Joe O’Malley (official Friend of PopRox, you’re welcome, Joe) is at Barley Creek with a 6 p.m. start tonight, but he’s already on FB complaining about how hard it is to work today with the Ryder Cup going on. While I feel his pain immensely — pre-kids, I used to take this day off and get loaded with a group of friends from now until Sunday afternoon — how is he gonna be able to concentrate on his set when the afternoon matches are finishing up? Actually, maybe that will be the impressive part. If he can keep one eye on the TV and still pull off Gavin DeGraw or something.

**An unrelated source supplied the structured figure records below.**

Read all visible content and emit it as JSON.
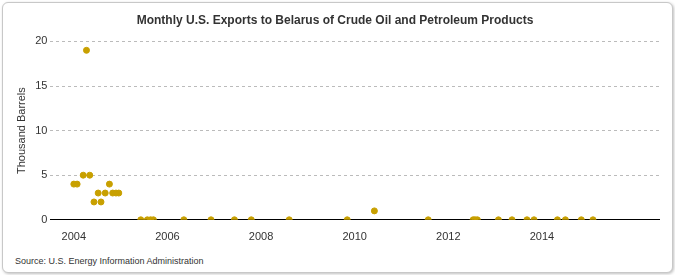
{
  "chart_data": {
    "type": "scatter",
    "title": "Monthly U.S. Exports to Belarus of Crude Oil and Petroleum Products",
    "y_label": "Thousand Barrels",
    "source": "Source: U.S. Energy Information Administration",
    "x": [
      2004.0,
      2004.07,
      2004.2,
      2004.27,
      2004.34,
      2004.43,
      2004.52,
      2004.58,
      2004.67,
      2004.76,
      2004.83,
      2004.9,
      2004.96,
      2005.43,
      2005.57,
      2005.64,
      2005.7,
      2006.35,
      2006.93,
      2007.43,
      2007.79,
      2008.6,
      2009.84,
      2010.42,
      2011.57,
      2012.53,
      2012.57,
      2012.62,
      2013.07,
      2013.36,
      2013.68,
      2013.83,
      2014.33,
      2014.5,
      2014.84,
      2015.09
    ],
    "values": [
      4,
      4,
      5,
      19,
      5,
      2,
      3,
      2,
      3,
      4,
      3,
      3,
      3,
      0,
      0,
      0,
      0,
      0,
      0,
      0,
      0,
      0,
      0,
      1,
      0,
      0,
      0,
      0,
      0,
      0,
      0,
      0,
      0,
      0,
      0,
      0
    ],
    "color": "#c8a000",
    "marker": "circle",
    "xlim": [
      2003.5,
      2016.5
    ],
    "xticks": [
      2004,
      2006,
      2008,
      2010,
      2012,
      2014
    ],
    "ylim": [
      0,
      20
    ],
    "yticks": [
      0,
      5,
      10,
      15,
      20
    ],
    "grid": true
  }
}
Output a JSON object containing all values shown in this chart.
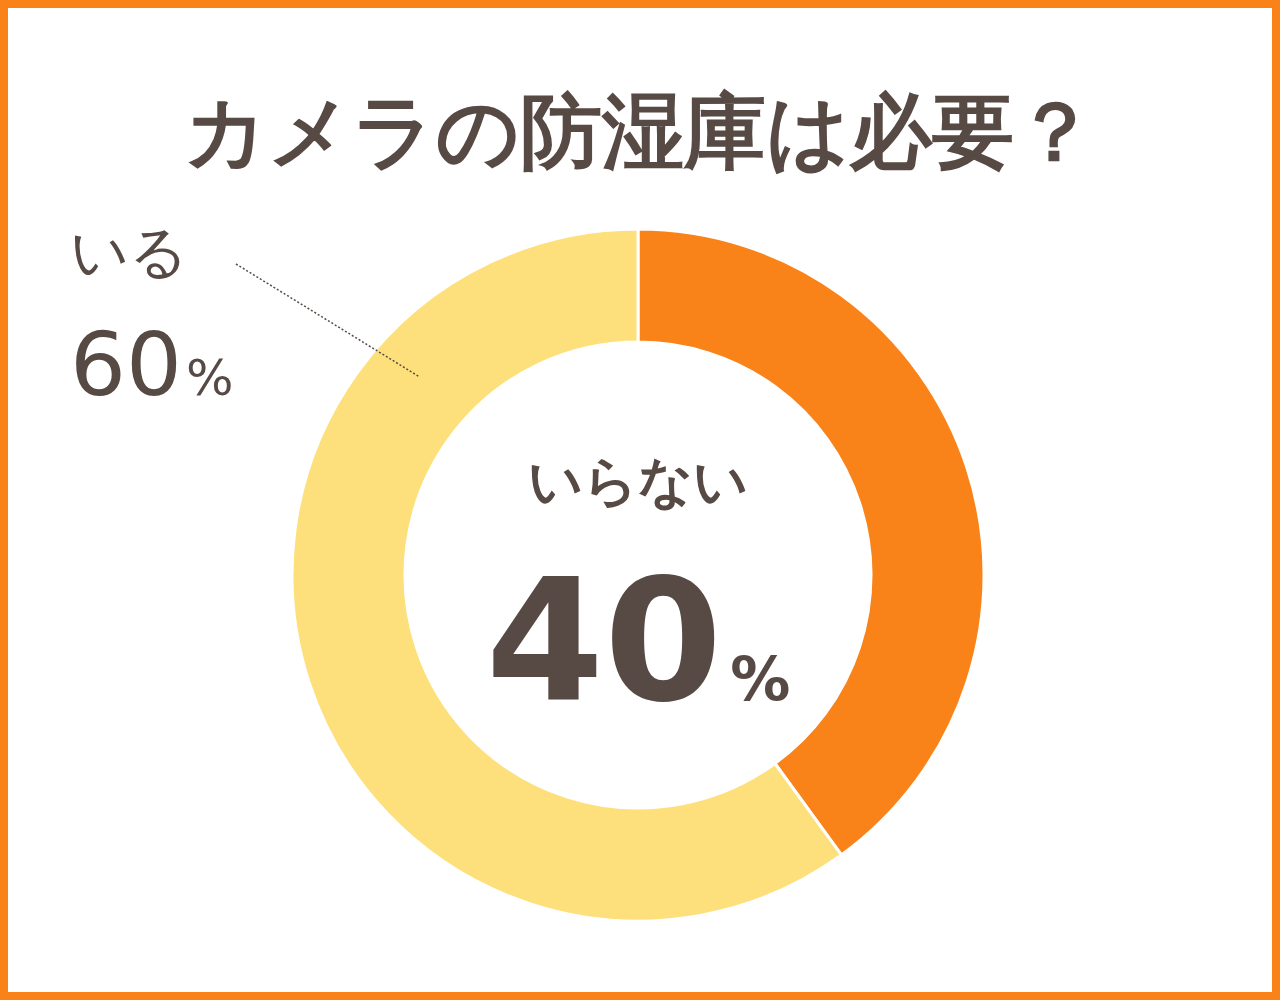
{
  "chart_data": {
    "type": "donut",
    "title": "カメラの防湿庫は必要？",
    "categories": [
      "いらない",
      "いる"
    ],
    "values": [
      40,
      60
    ],
    "colors": [
      "#f98318",
      "#fde07b"
    ],
    "value_labels": [
      "40%",
      "60%"
    ]
  }
}
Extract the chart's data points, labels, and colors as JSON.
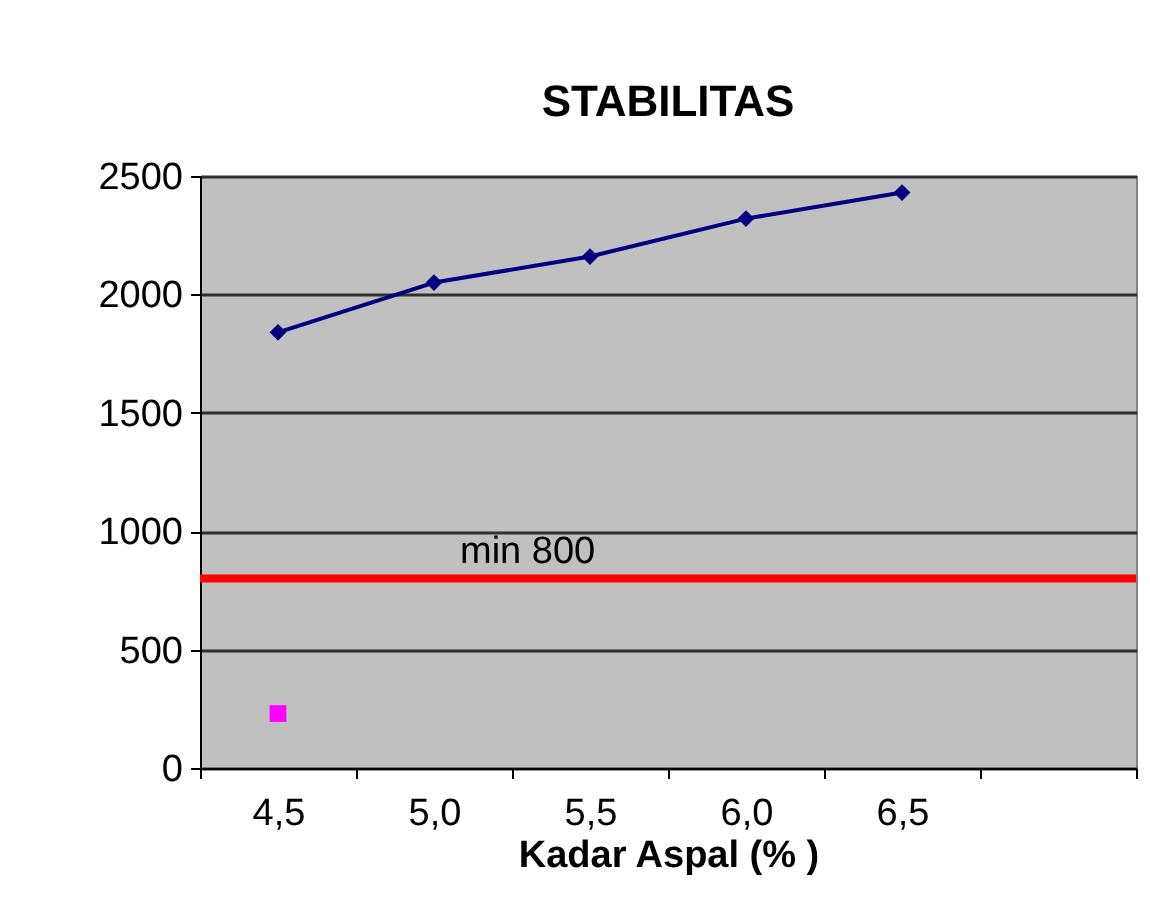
{
  "chart_data": {
    "type": "line",
    "title": "STABILITAS",
    "xlabel": "Kadar Aspal (% )",
    "categories": [
      "4,5",
      "5,0",
      "5,5",
      "6,0",
      "6,5",
      null
    ],
    "series": [
      {
        "color": "#000080",
        "marker": "diamond",
        "values": [
          1840,
          2050,
          2160,
          2320,
          2430,
          null
        ]
      },
      {
        "color": "#ff00ff",
        "marker": "square",
        "values": [
          230,
          null,
          null,
          null,
          null,
          null
        ]
      }
    ],
    "ylim": [
      0,
      2500
    ],
    "yticks": [
      0,
      500,
      1000,
      1500,
      2000,
      2500
    ],
    "grid": "y",
    "ref_lines": [
      {
        "axis": "y",
        "value": 800,
        "label": "min 800",
        "color": "#ff0000"
      }
    ]
  }
}
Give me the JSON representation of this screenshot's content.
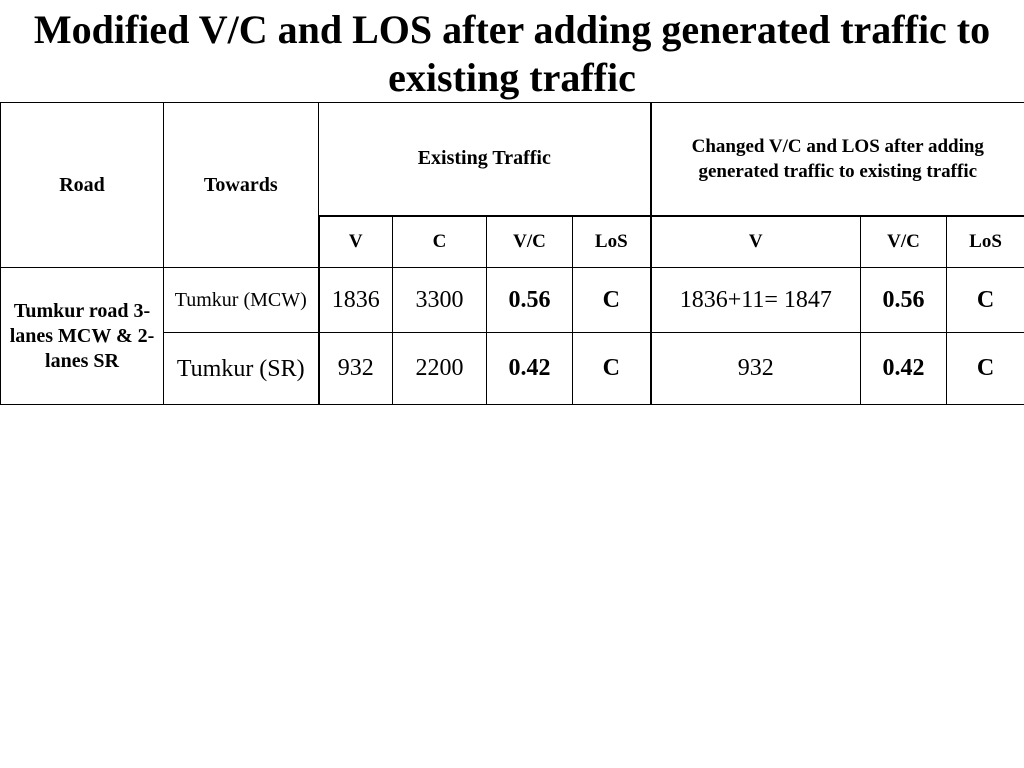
{
  "title": "Modified V/C and LOS after adding generated traffic to existing traffic",
  "table": {
    "headers": {
      "road": "Road",
      "towards": "Towards",
      "existing_traffic": "Existing Traffic",
      "changed": "Changed V/C and LOS after adding generated traffic to existing traffic",
      "existing_cols": [
        "V",
        "C",
        "V/C",
        "LoS"
      ],
      "changed_cols": [
        "V",
        "V/C",
        "LoS"
      ]
    },
    "road_name": "Tumkur road 3-lanes MCW & 2-lanes SR",
    "rows": [
      {
        "towards": "Tumkur (MCW)",
        "v": "1836",
        "c": "3300",
        "vc": "0.56",
        "los": "C",
        "changed_v": "1836+11= 1847",
        "changed_vc": "0.56",
        "changed_los": "C"
      },
      {
        "towards": "Tumkur (SR)",
        "v": "932",
        "c": "2200",
        "vc": "0.42",
        "los": "C",
        "changed_v": "932",
        "changed_vc": "0.42",
        "changed_los": "C"
      }
    ]
  }
}
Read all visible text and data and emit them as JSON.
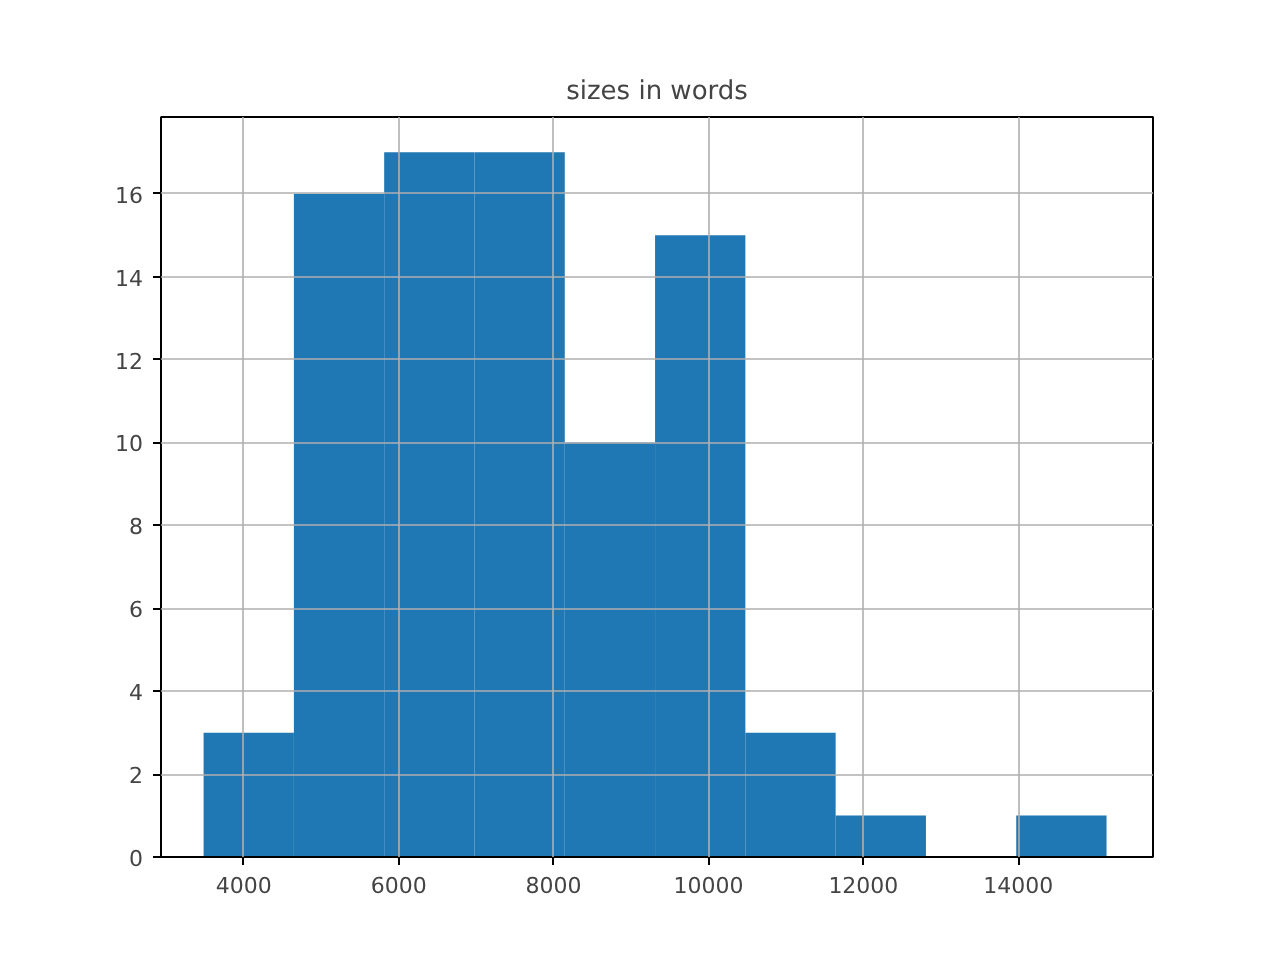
{
  "chart_data": {
    "type": "histogram",
    "title": "sizes in words",
    "bins": [
      3480,
      4646,
      5812,
      6978,
      8144,
      9310,
      10476,
      11642,
      12808,
      13974,
      15140
    ],
    "values": [
      3,
      16,
      17,
      17,
      10,
      15,
      3,
      1,
      0,
      1
    ],
    "color": "#1f77b4",
    "xlim": [
      2930,
      15740
    ],
    "ylim": [
      0,
      17.85
    ],
    "xticks": [
      4000,
      6000,
      8000,
      10000,
      12000,
      14000
    ],
    "yticks": [
      0,
      2,
      4,
      6,
      8,
      10,
      12,
      14,
      16
    ],
    "grid": true
  }
}
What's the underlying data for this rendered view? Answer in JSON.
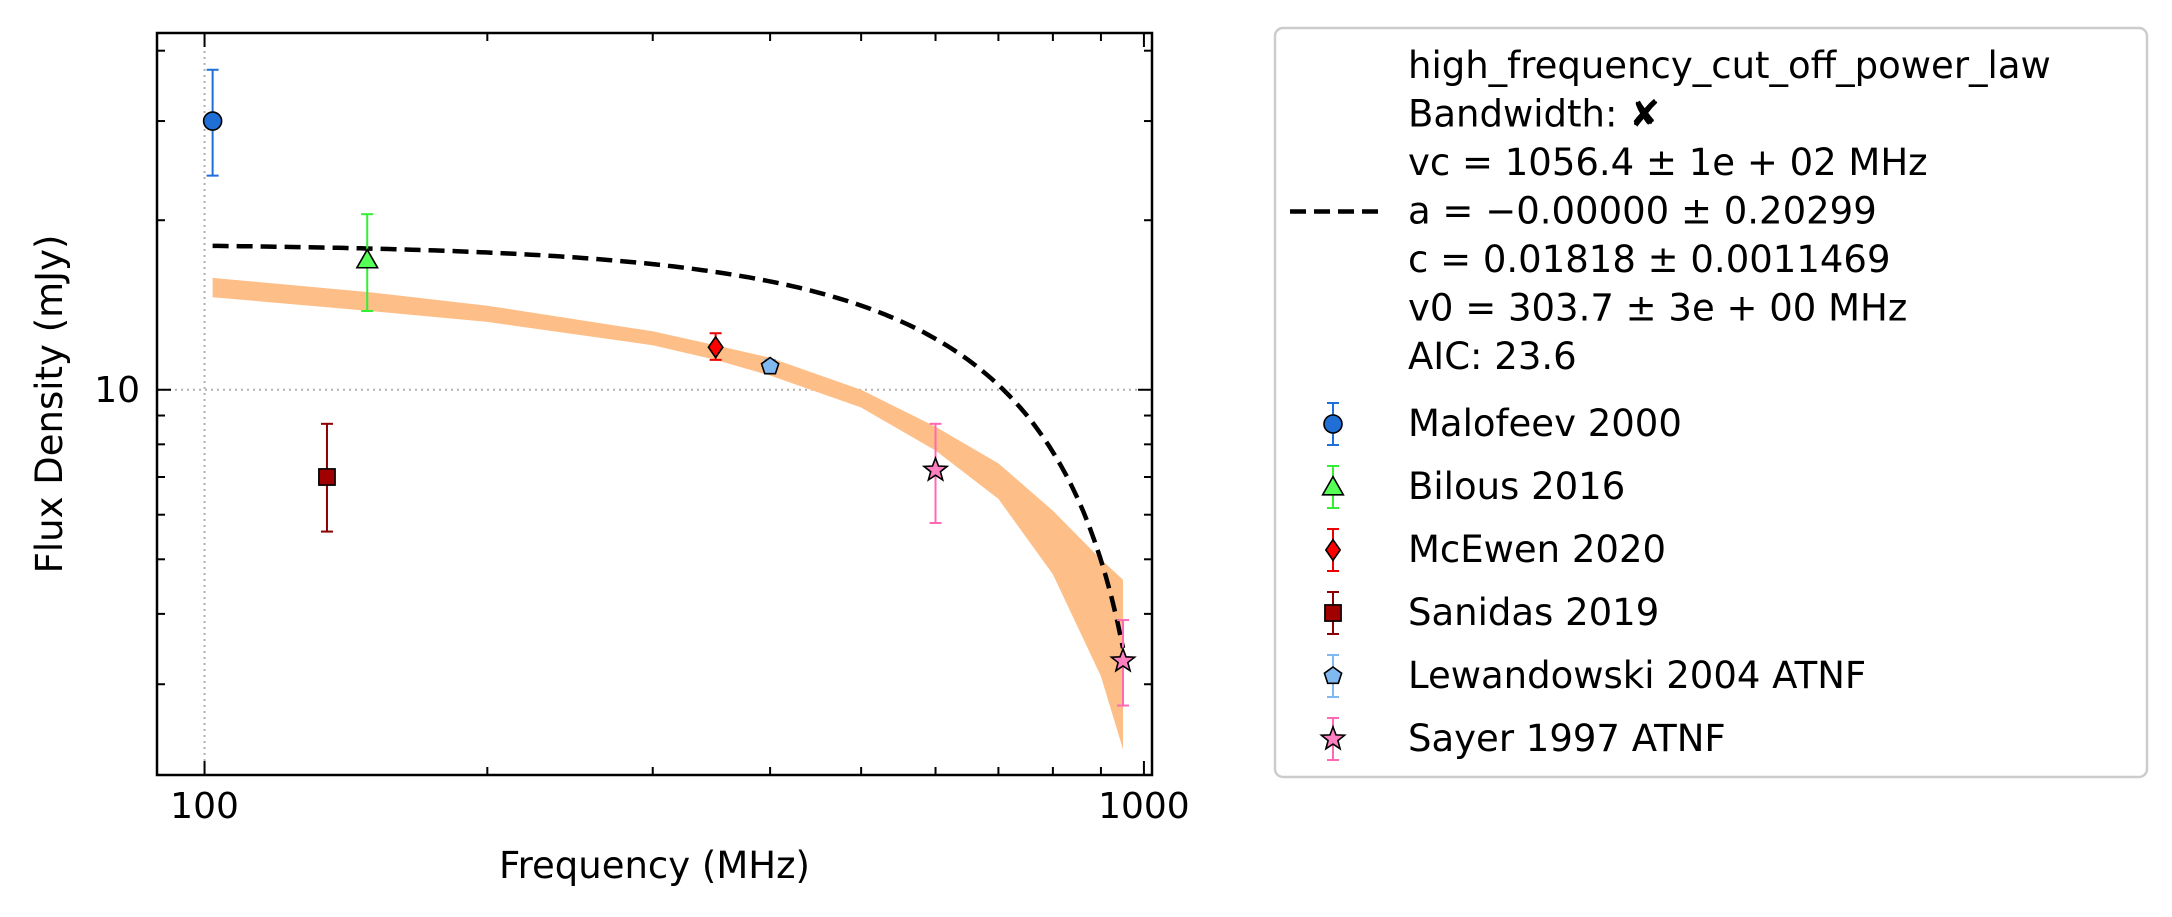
{
  "chart_data": {
    "type": "scatter",
    "x_scale": "log",
    "y_scale": "log",
    "xlim": [
      89,
      1020
    ],
    "ylim": [
      2.07,
      43.0
    ],
    "xlabel": "Frequency (MHz)",
    "ylabel": "Flux Density (mJy)",
    "x_ticks": [
      {
        "value": 100,
        "label": "100"
      },
      {
        "value": 1000,
        "label": "1000"
      }
    ],
    "y_ticks": [
      {
        "value": 10,
        "label": "10"
      }
    ],
    "reference_lines": {
      "x": 100,
      "y": 10
    },
    "grid": false,
    "legend_position": "outside-right",
    "fit": {
      "name": "high_frequency_cut_off_power_law",
      "legend_lines": [
        "high_frequency_cut_off_power_law",
        "Bandwidth: ✘",
        "vc = 1056.4 ± 1e + 02 MHz",
        "a = −0.00000 ± 0.20299",
        "c = 0.01818 ± 0.0011469",
        "v0 = 303.7 ± 3e + 00 MHz",
        "AIC: 23.6"
      ],
      "vc": 1056.4,
      "a": 0.0,
      "c": 0.01818,
      "v0": 303.7,
      "x_range": [
        102,
        950
      ],
      "line_color": "#000000",
      "band_color": "#fdbf87",
      "band": {
        "x": [
          102,
          150,
          200,
          300,
          350,
          400,
          500,
          600,
          700,
          800,
          900,
          950
        ],
        "lower": [
          14.6,
          13.8,
          13.2,
          12.0,
          11.3,
          10.6,
          9.3,
          7.8,
          6.4,
          4.7,
          3.1,
          2.3
        ],
        "upper": [
          15.8,
          14.9,
          14.1,
          12.7,
          12.0,
          11.4,
          10.0,
          8.6,
          7.4,
          6.1,
          5.0,
          4.6
        ]
      }
    },
    "series": [
      {
        "name": "Malofeev 2000",
        "marker": "circle",
        "color": "#1f6fd6",
        "ecolor": "#1f6fd6",
        "points": [
          {
            "x": 102,
            "y": 30.0,
            "yerr_low": 24.0,
            "yerr_high": 37.0
          }
        ]
      },
      {
        "name": "Bilous 2016",
        "marker": "triangle",
        "color": "#55ff55",
        "ecolor": "#33ee33",
        "points": [
          {
            "x": 149,
            "y": 17.0,
            "yerr_low": 13.8,
            "yerr_high": 20.5
          }
        ]
      },
      {
        "name": "McEwen 2020",
        "marker": "diamond",
        "color": "#ff0000",
        "ecolor": "#ee0000",
        "points": [
          {
            "x": 350,
            "y": 11.9,
            "yerr_low": 11.3,
            "yerr_high": 12.6
          }
        ]
      },
      {
        "name": "Sanidas 2019",
        "marker": "square",
        "color": "#a00000",
        "ecolor": "#8b0000",
        "points": [
          {
            "x": 135,
            "y": 7.0,
            "yerr_low": 5.6,
            "yerr_high": 8.7
          }
        ]
      },
      {
        "name": "Lewandowski 2004 ATNF",
        "marker": "pentagon",
        "color": "#80b8f0",
        "ecolor": "#80b8f0",
        "points": [
          {
            "x": 400,
            "y": 11.0,
            "yerr_low": 10.7,
            "yerr_high": 11.3
          }
        ]
      },
      {
        "name": "Sayer 1997 ATNF",
        "marker": "star",
        "color": "#ff80c0",
        "ecolor": "#ff69b4",
        "points": [
          {
            "x": 600,
            "y": 7.2,
            "yerr_low": 5.8,
            "yerr_high": 8.7
          },
          {
            "x": 950,
            "y": 3.3,
            "yerr_low": 2.75,
            "yerr_high": 3.9
          }
        ]
      }
    ]
  }
}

Pocono Duo is doing their usual stick-around-town-thing, not even veering off Main Street this weekend. They’re at the Hideaway on Saturday night then at Sarah Street on Sunday, just not until after the Eagles-Giants game. Although I think it’d be pretty funny for them (or any other band) to try and go on at the start of the fourth quarter in a close game at Sarah Street after Eagles and Giants fans have been drinking all day watching games. That would go over swimmingly, I’m sure. So swimmingly that someone would please, please, please need to get some video of it. Any way we can order this, like on the Sarah Street menu or something? “Two orders of the salmon skin maki, two Shawnee Crafts, and, umm, can we get the band to start with 3 minutes left in the game when it’s 24-24? We’re in agreement it would be entertaining. That’d be great, thanks.” Maybe someone should call SARP now just in case, no? WHEN I THINK EAGLES GIANTS I THINK: Too many things. Usually whatever is most recent. It used to be Donovan picking up the phone in the playoffs in 2009, now it’s DeSean Jackson running back the punt or The Other Matthews Brother missing his basic assignment last year and giving Brandon Freakin’ Jacobs a 60-yard TD, which, incidentally, is the overlooked play of last year’s Giants Super Bowl run. If that play doesn’t happen, Eagles win and Giants don’t make the playoffs. Just sayin’.
Speaking of The Hideaway, can’t say I’m a scotch man, but there will be scotch tasting over there tonight from 6:30 to 8:30. $10 admission, which is pretty cheap I think for scotch. WHEN I THINK SCOTCH I THINK: Mr. Mom.